Конфетами одаривали только на праздничных вечеринках. А обычно – смех да песни в избе. Девки от ухажеров глаза прячут, а руки сами кудель тянут да веретено крутят. Зато когда парни соберутся на вечерку, так чуть с ума не сходят друг перед дружкой – всем ведь не терпелось себя показать.
Наблюдали мы и за молодками. Больше всего подглядывали за двоюродницей Никиты, дочерью его дяди Андрея. Она росточком не удалась, сама сухотелая, ножонки тонюсеньки, коса ровно хвостик, а глаз на красивого здоровяка из деревни Горки положила. На вечеринку как на смотрины наряжалась. Все завлекала его. Умерла потом, когда мы с Никитой служили.
Мужчины одной семьи без особой надобности в женскую половину не заглядывали. А мы с Никитой незаметно проберемся и сидим не дышим за пологом – глаз с нее не сводим. Никита уже к той поре верховодил мной. Зависел я чем-то от него: не то подачками он меня приманил, не то на защиту его братьев надеялся…
Двоюродница была большая выдумщица: так хитро заплетала волосы, перевивая их лентами, разноцветными махрами, украшениями, что придавала им пышность. На тонюсенькие ножонки двое-трое вязаных чулок натягивала, несколько рубах и сарафанов надевала, чтобы полнее казаться, а в полусапожки подкладывала под пятки, сшитые по форме, толстые подушечки, как копытца. И выглядела на вечеринке нормальной здоровой девкой.
Невесту и жениха выбирали крепких, работящих: благополучие-то семьи на тяжелом труде строилось. Девицам туго приходилось. Чтобы в срок замуж выйти, надо было заиметь добрую славу, оберечься от порчи и сглазу, присушить любимого дружка, завлечь и удержать, а то интерес потеряет – другая сманит. Это непростое дело: женихи в округе с детских лет все наперечет. В деревне слава за девицей по пятам как тень: и рада бы освободиться, а она всюду за тобой. Бросить родной дом и в голову никому не приходило: жизнь ведь держалась трудом и домашними заботами. Оторвать человека от дома – все одно что куст из земли выдернуть: погибель.
Если, бывало, девица отплясала, отпела, и ее не высватали, то она так и оставалась засидкой, больше не ходила на вечерки. Там другие гуляли – не ее годки.
А застарелых-то никто уж и не брал в жены. Из брачного возраста выходили лет в двадцать пять. Старые девы так и томились в родном доме, а после смерти родителей переходили к родственникам няньками, становились странницами, богомолками или селились на краю села в отдельной избе.
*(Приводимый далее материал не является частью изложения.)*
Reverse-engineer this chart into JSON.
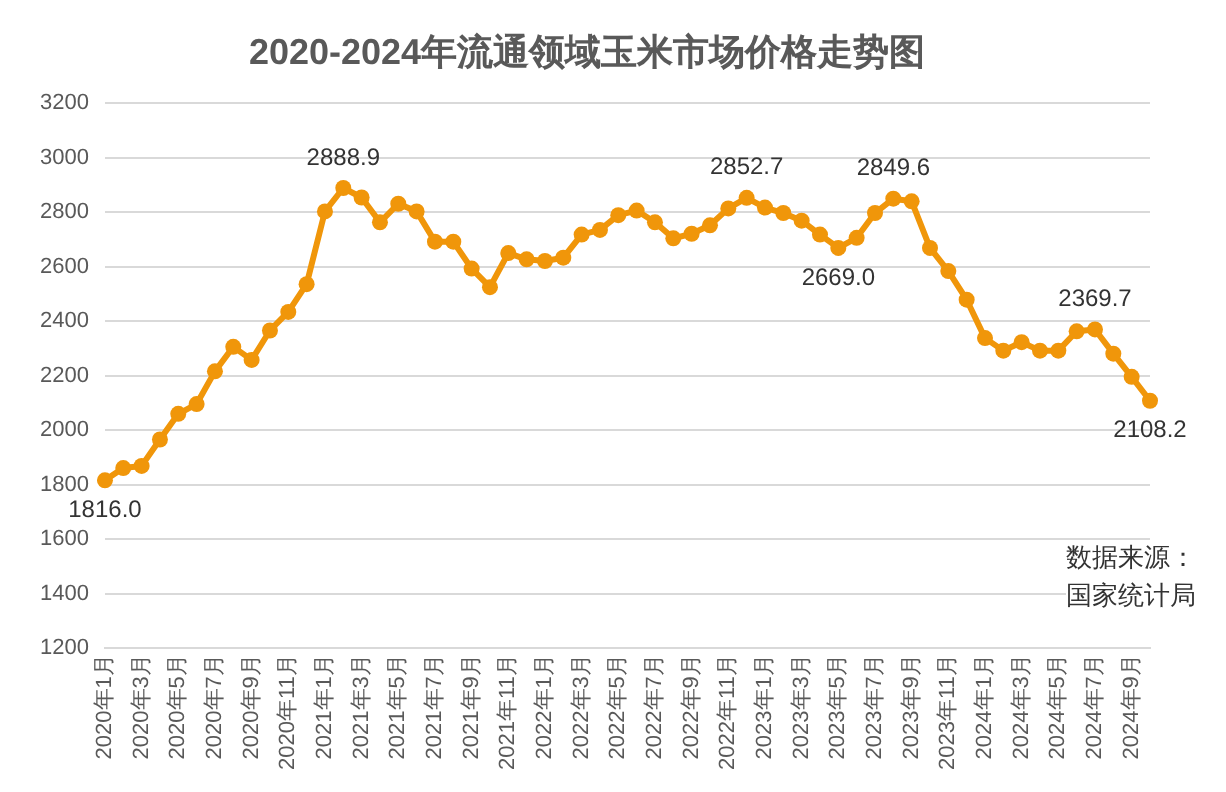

Парням было полегче: они могли выбирать, у них земельный надел был, но им тоже надо было стараться.
Если какая девица молодцу приглянулась и он хотел добиться своего, то и ему приходилось выдумку-то показывать. Первыми в деревне считались сыновья зажиточных мужиков. Они лучше одевались, чаще одаривали своих ягодиночек, вели себя с этаким форсом. Их так и называли – форсуны.
Были и такие, которые ничем не могли взять: ни нарядом, ни умом, ни силой. Так они разными выходками интерес к себе пробуждали – по-своему старались ошеломить.
Вечеринки обычно начинались с Покрова – и до Великого поста, кроме канунов больших торжеств. После второго дня Пасхи гулянья и игрища устраивали на лугу или в ригах. А с посевной и до Ильина дня все веселья в праздники устраивали.
Парни сходились пораньше, избу дымом окуривали, а потом окошки и двери расхлобыстнут – сквознячком все и выхватит вместе с комарьем, а то ведь беда, никакого спасу. Собирались, потихоньку разгуливались, а там уж как у кого сложится. На вечеринке-то одна глаз с дружка не спускала, пальцы от кудели так и не отрывала, а другая два-три веретена напрядала, да так, что и нитка уж ссыпалась. Родители, бывало, говорили, что невесту надо на работе примечать, не на игрищах. Но каждый свою судьбу искал по-своему, родительский совет лишний был. А как влюбятся, сердце разгорится, ум расслабится – и уже ничего не видят.
Молодицы, пока не родят, смирными были, слова лишнего не проронят – осторожничали, а уж потом и до брани с мужьями доходило. В одном доме все братья и сестры теснились, так всего хватало. В комнатах всегда людно, принародно браниться стыдились, на скотный двор выскакивали или на поветь – там уж отводили душу.
Весной на лугу игральникам раздолье было. Парни плясали, что-нибудь вытворяли, девки хороводили до зари…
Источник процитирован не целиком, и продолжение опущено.